Championnats du monde (Kitakyushu 2021) : pourquoi cette sélection ?

L’annonce de la sélection française pour les championnats du monde de gymnastique artistique qui se dérouleront du 18 au 24 octobre prochain au Japon, a soulevé beaucoup d’interrogations. De frustration même parfois. Alors que chaque pays pouvait envoyer jusqu’à 4 féminines et 6 masculins, la Fédération française de gymnastique a décidé de sélectionner 3 féminines (Coline Devillard, Célia Serber et Carolann Héduit) et 1 masculin (Cyril Tommasone). Dans un communiqué publié sur le site de la FFG ce mercredi 6 octobre, Kévinn Rabaud, directeur technique national, Laurent Barbieri et Véronique Legras-Snoeck, respectivement directeur du haut niveau masculin et féminin, se sont expliqués sur le processus de sélection.

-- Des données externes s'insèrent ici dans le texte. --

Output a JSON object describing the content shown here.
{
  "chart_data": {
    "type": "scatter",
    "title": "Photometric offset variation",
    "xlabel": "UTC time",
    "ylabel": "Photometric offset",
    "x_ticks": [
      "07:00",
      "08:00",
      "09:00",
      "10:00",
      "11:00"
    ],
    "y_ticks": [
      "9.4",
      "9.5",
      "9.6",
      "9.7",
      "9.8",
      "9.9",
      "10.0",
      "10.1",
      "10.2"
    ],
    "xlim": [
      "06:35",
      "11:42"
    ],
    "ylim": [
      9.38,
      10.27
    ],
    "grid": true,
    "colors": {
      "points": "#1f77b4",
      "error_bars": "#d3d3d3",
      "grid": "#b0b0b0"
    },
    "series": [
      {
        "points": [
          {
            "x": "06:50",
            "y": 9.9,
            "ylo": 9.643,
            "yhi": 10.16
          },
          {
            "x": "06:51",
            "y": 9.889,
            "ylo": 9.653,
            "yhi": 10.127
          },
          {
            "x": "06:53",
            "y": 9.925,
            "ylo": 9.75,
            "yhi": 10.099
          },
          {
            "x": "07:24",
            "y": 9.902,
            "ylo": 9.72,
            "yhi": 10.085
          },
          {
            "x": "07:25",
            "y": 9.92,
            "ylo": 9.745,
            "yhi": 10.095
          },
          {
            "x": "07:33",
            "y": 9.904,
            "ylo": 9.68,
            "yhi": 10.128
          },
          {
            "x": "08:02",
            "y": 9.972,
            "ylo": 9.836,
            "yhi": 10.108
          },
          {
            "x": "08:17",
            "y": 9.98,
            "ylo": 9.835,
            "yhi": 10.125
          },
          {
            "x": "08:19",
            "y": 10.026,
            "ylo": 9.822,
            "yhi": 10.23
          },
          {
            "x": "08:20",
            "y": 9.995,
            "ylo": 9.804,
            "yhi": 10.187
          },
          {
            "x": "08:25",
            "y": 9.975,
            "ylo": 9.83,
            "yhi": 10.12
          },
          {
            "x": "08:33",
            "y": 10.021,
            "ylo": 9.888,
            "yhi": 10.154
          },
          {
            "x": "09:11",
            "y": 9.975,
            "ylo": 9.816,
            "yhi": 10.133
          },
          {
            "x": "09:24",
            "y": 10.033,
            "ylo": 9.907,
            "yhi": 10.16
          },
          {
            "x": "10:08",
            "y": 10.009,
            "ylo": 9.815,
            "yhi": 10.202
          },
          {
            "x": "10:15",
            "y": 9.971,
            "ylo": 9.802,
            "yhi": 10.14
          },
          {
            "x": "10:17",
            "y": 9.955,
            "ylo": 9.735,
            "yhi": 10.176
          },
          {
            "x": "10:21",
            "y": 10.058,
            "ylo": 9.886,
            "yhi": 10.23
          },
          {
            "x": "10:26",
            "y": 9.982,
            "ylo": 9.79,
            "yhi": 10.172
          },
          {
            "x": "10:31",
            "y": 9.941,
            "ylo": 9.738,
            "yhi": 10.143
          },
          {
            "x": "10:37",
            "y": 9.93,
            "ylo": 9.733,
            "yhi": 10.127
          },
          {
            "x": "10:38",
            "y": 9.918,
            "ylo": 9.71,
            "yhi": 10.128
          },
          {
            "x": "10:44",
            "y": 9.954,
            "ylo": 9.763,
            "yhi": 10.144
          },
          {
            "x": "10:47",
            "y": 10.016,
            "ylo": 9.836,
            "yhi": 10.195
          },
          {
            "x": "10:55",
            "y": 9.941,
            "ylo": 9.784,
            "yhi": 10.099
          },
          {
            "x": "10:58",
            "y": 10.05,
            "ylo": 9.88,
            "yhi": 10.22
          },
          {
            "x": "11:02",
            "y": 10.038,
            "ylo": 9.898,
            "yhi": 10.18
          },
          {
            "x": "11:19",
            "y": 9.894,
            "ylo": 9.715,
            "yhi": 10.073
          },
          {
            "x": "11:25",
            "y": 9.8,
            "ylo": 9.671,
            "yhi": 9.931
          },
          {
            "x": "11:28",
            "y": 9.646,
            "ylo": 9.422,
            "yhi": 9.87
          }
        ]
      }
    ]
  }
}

Le premier élément à prendre en compte est que ces championnats du monde sont des championnats individuels. Il n’y aura donc aucun concours par équipes mais uniquement des concours individuels (concours général et finales par appareil). Un cas de figure qui a donc remodelé les sélections au sein de nombreuses nations, dont la France. « Ce championnat est un peu particulier puisque c’est un championnat individuel alors que nous souhaitions introduire très tôt, dans ce nouveau cycle, une très forte dynamique d’équipe » , commence Kévinn Rabaud, le directeur technique national avant de préciser : « Les conditions n’étant pas réunies pou présenter un effectif fort et massif chez les masculins, nous avons choisi de sélectionner uniquement les potentiels médaillables. » Ainsi suite aux différents tests organisés courant septembre à Montceau-Les-Mines, seul Cyril Tommasone, spécialiste des arçons, a réalisé les minima, d’où sa sélection.

Cyril Tommasone tentera de décrocher une médaille aux arçons, son agrès de spécialité. Photo Cybile C. Photography

Un projet de sélection qui s’est toutefois affiné au fil des tests et en fonction de la condition physique de chacun. « Dans un premier temps, j’ai exposé à la CNS le souhait de profiter de toutes les compétitions et actions de l’équipe de France pour que Vitaly puisse prendre en main les gymnastes au plus vite. Je pensais donc sélectionner un maximum de gym pour les championnats du monde avec tout de même une réserve puisque les gymnastes n’avaient pas obtenu les minimas lors des tests » , explique Laurent Barbieri, directeur du haut-niveau masculin, dans le communiqué fédéral.  « Cependant, des réserves médicales et administratives n’ont pas permis de sélectionner les 6 gymnastes initialement prévus. Nous souhaitons débuter le cycle avec un collectif disponible, et ce, dès janvier 2022 lors du premier regroupement afin que Vitaly puisse mettre en place son processus de préparation pour Paris 2024. Donc même si les blessures ne sont pas graves, nous ne souhaitons prendre aucun risque. »

Quid des plus jeunes ? Pourquoi ne pas les envoyer afin de leur faire prendre de l’expérience à l’internationale, à trois ans des Jeux Olympiques de Paris ? C’est en effet l’une des interrogations qui est régulièrement revenue sur les réseaux sociaux et dans les différentes discussions suite à l’annonce de la sélection française. « L’objectif sur un championnat du monde est de performer et non simplement de participer, car nous sommes observés et analysés. Ce n’est donc pas sur ce type d’événement que les jeunes gymnastes doivent prendre de l’expérience, mais plutôt sur des matchs ou des étapes de coupe du monde » , analyse Laurent Barbieri dans le communiqué.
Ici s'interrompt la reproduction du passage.